Melansir Kantor Berita Filipina, Philippine News Agency (PNA) Departemen Lingkungan dan Sumber Daya Alam (DENR) Filipina mengatakan ko-seismik yang parah telah mengangkat dasar laut hingga dua meter di Glan, Sarangani, setelah gempa bumi.
Pengamatan serupa juga dicatat di Jose Abad Santos, Davao Occidental.
Pergeseran besar-besaran tersebut menyebabkan air laut surut sejauh 200 meter, meninggalkan hamparan terumbu karang dan padang lamun yang luas terpapar di atas permukaan air.

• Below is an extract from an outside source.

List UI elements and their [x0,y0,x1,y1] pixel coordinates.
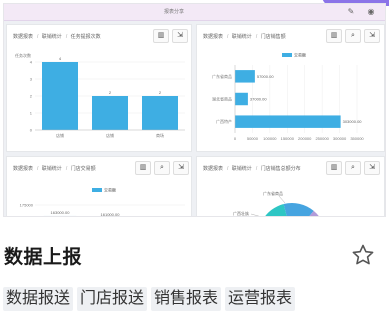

Akibatnya, sejumlah besar organisme laut yang hidup di sana — termasuk ikan karang, belut, kerang, dan cangkang — mulai mati, memicu kekhawatiran mendalam mengenai risiko kesehatan yang serius dan bau busuk yang tak tertahankan dari kehidupan laut yang membusuk.
Pihak kepolisian melakukan pengawasan ketat di Mindanao menyusul pengangkatan dasar laut dan kematian biota laut di beberapa bagian Sarangani setelah gempa bumi pekan lalu, yang menimbulkan kekhawatiran mendesak terkait kesehatan masyarakat atas keamanan makanan laut.
Kantor Polisi Regional di Soccsksargen (PRO-12) dan Wilayah Davao (PRO-11) ditugaskan untuk memobilisasi unit dan mencegat biota laut yang berpotensi beracun sebelum mencapai pasar konsumen.